Parce
qu'elle est de qualité inégale et qu'elle est souvent dégradée:
3,5 millions de décès, selon l'OMS, sont imputables chaque
année aux maladies liées à la pollution des eaux (choléra,
hépatites, paludisme…), particulièrement dévastatrices dans
les pays en développement.
90% des eaux usées dans les pays en développement sont déversées
dans la nature sans avoir subi le moindre traitement.
La moitié de la population mondiale ne dispose pas d'une installation
sanitaire décente.
Parce qu'il existe une inégalité d'accès, aussi bien qu'une
inégalité de patrimoine:
1,5 milliard de personnes, soit 25% de la population mondiale,
n'ont pas accès à l'eau potable.
La majorité des populations privées d'eau se retrouvent dans
des zones urbaines largement défavorisées par rapport aux
quartiers résidentiels occupés par les classes moyennes.

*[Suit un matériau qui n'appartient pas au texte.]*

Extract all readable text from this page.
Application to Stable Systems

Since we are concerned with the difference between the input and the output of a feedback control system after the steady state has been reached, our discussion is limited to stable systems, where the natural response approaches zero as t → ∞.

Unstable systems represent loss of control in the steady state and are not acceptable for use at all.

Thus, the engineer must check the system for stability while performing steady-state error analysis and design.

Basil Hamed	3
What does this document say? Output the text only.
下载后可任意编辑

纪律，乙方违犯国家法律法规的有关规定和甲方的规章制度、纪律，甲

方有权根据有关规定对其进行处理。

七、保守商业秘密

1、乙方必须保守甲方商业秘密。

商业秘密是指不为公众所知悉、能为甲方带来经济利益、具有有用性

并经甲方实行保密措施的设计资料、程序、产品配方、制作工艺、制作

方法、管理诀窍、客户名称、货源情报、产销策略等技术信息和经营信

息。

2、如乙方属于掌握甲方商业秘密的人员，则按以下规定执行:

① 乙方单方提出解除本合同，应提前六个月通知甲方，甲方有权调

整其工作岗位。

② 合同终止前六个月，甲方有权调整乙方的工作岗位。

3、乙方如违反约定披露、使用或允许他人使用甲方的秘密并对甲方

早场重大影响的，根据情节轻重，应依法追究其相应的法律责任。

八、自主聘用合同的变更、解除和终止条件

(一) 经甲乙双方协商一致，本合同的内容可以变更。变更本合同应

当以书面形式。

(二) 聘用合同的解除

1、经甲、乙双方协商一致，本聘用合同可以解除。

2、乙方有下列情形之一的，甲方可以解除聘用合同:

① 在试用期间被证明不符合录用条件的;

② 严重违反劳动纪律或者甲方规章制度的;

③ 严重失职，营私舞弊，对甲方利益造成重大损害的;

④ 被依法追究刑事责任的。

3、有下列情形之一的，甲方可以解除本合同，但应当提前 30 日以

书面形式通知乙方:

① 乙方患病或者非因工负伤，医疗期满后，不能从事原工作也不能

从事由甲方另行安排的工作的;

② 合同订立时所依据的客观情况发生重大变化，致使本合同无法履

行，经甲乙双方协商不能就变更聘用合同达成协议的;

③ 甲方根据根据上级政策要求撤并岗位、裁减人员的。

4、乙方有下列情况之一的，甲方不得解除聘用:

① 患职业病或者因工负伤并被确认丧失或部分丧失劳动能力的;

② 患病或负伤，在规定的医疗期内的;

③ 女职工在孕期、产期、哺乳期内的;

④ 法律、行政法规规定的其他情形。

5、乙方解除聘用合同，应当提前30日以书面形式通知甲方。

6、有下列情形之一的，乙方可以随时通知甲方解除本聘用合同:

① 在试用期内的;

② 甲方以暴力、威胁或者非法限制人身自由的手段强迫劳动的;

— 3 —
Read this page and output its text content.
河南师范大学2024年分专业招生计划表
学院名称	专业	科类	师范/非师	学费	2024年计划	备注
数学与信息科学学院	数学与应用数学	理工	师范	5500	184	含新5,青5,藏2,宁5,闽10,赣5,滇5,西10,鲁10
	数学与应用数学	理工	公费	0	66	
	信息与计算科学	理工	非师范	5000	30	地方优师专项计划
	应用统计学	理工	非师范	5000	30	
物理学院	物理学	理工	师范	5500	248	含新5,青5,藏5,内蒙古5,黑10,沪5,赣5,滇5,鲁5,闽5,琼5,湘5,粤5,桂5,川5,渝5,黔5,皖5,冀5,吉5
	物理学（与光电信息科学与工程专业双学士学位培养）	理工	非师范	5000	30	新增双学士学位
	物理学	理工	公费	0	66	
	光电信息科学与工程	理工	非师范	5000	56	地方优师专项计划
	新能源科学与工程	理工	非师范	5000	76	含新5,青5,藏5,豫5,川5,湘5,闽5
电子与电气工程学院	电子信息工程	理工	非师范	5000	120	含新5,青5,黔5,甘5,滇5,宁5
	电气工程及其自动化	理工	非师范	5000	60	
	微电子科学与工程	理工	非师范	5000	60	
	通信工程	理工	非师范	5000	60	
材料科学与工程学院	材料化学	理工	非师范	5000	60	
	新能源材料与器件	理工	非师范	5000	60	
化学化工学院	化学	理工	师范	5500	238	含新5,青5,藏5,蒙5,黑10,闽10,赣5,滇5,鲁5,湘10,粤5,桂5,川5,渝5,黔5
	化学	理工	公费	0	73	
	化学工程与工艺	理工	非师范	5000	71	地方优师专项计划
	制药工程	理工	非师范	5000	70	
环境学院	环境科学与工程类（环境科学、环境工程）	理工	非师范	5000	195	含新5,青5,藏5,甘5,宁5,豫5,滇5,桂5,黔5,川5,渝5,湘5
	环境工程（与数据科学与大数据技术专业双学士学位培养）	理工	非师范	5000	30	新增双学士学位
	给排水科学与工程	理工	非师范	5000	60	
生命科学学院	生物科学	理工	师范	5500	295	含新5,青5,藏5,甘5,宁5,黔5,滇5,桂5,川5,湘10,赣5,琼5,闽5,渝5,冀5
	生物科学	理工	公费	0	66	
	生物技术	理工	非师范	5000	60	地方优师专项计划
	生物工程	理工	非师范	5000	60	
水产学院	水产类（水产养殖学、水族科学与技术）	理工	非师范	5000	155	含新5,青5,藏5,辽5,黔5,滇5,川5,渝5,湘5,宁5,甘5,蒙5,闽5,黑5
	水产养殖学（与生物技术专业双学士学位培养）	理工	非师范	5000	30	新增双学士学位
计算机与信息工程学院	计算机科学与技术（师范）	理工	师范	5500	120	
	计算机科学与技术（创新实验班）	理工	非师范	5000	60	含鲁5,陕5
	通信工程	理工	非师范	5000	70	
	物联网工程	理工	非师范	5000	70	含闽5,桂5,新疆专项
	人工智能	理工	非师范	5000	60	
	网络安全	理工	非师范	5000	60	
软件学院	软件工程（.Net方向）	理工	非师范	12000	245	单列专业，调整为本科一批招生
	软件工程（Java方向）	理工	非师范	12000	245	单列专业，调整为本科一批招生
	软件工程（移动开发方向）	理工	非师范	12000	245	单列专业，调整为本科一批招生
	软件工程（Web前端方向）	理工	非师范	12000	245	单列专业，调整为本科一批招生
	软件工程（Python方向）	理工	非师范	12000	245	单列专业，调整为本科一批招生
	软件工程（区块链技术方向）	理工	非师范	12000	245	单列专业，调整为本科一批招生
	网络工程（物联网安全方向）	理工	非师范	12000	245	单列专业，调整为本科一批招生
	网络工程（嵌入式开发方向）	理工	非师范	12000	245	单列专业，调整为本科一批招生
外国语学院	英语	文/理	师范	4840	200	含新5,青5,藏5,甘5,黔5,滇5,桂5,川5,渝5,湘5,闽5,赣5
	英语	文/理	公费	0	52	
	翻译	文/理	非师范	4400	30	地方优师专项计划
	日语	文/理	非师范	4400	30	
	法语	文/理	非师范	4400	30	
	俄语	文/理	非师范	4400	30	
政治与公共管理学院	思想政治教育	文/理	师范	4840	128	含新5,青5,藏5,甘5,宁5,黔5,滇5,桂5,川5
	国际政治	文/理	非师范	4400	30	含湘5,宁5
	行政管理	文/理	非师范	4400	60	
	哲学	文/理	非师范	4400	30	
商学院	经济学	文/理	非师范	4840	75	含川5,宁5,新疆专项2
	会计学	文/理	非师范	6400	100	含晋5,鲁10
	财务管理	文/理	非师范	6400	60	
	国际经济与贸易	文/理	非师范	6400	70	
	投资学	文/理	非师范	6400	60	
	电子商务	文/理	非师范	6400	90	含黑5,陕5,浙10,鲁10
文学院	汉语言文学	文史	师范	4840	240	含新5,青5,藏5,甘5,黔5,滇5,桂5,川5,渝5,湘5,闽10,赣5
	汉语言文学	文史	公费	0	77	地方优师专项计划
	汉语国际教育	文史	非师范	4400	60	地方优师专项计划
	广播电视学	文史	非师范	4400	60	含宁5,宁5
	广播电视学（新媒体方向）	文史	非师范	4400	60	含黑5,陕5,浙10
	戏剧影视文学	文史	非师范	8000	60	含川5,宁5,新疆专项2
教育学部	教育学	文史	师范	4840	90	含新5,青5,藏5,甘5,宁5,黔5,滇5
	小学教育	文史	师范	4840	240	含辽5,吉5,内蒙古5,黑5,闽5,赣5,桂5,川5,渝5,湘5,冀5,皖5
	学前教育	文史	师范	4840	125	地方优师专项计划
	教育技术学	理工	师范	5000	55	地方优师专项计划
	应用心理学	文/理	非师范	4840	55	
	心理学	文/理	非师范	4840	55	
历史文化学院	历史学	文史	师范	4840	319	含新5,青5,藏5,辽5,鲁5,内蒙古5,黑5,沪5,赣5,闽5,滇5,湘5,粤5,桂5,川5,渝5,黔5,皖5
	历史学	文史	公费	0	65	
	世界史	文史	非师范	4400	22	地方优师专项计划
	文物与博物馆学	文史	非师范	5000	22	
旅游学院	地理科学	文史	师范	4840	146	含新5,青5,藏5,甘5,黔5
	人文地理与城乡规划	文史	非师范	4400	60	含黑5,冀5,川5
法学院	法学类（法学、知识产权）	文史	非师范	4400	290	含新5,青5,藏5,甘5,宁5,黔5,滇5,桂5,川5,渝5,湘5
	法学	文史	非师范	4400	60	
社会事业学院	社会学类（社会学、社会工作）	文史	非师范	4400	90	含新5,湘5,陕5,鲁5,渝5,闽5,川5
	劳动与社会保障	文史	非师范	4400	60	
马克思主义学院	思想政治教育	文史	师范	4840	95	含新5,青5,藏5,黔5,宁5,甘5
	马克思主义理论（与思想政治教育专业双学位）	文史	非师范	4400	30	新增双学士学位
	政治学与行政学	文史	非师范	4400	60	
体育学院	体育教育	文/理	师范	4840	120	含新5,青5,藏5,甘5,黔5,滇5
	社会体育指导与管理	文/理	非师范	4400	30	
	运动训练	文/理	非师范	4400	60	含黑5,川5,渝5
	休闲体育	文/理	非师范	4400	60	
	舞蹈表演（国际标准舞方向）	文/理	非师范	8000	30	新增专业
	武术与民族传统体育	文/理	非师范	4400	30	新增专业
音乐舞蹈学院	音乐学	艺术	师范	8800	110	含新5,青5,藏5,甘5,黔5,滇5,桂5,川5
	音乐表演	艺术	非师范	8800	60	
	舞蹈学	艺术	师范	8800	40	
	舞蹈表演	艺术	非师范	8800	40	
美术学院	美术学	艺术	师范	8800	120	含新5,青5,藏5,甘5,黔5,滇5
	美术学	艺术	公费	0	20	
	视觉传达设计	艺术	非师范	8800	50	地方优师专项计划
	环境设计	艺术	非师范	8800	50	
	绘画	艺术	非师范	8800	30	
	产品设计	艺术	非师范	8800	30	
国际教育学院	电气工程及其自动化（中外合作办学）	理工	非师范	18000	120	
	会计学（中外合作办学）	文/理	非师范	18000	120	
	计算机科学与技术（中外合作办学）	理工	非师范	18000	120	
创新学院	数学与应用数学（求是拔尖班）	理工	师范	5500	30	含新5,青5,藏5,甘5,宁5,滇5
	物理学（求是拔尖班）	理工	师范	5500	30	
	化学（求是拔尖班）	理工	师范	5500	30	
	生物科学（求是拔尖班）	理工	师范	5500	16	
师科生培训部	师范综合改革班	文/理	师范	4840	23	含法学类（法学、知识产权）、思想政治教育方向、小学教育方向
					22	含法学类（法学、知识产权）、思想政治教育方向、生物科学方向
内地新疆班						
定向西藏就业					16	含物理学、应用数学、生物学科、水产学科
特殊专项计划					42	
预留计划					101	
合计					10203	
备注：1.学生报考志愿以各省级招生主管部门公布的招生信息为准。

L'eau y est disponible par d'autres moyens que par le robinet
du service public (ou privé…), mais paradoxalement, elle
coûte finalement plus cher que l'eau utilisée par les populations
aisées qui peuvent payer le raccordement au réseau urbain...
ALORS QUE PEUT-ON IMAGINER POUR L'AVENIR ?
... Une crise mondiale de l'eau, au moment où la quantité
d'eau disponible sera insuffisante pour satisfaire la demande
en eau ?
... Des guerres de l'eau ?
... Une nouvelle gestion intégrée de l'eau, impliquant tous
les acteurs : usagers, politiques, experts et secteur privé
?
... Une nouvelle tarification de l'eau ?
... Une solidarité financière entre consommateurs des pays
riches et pauvres, excédentaires et déficitaires en eau ?
... Une nouvelle organisation financière pour faire face aux
besoins d'investissement, avec une place croissante accordée
aux financements privés ?
Une chose est certaine... tout
le monde doit pouvoir donner son avis, toute idée
doit avoir sa chance !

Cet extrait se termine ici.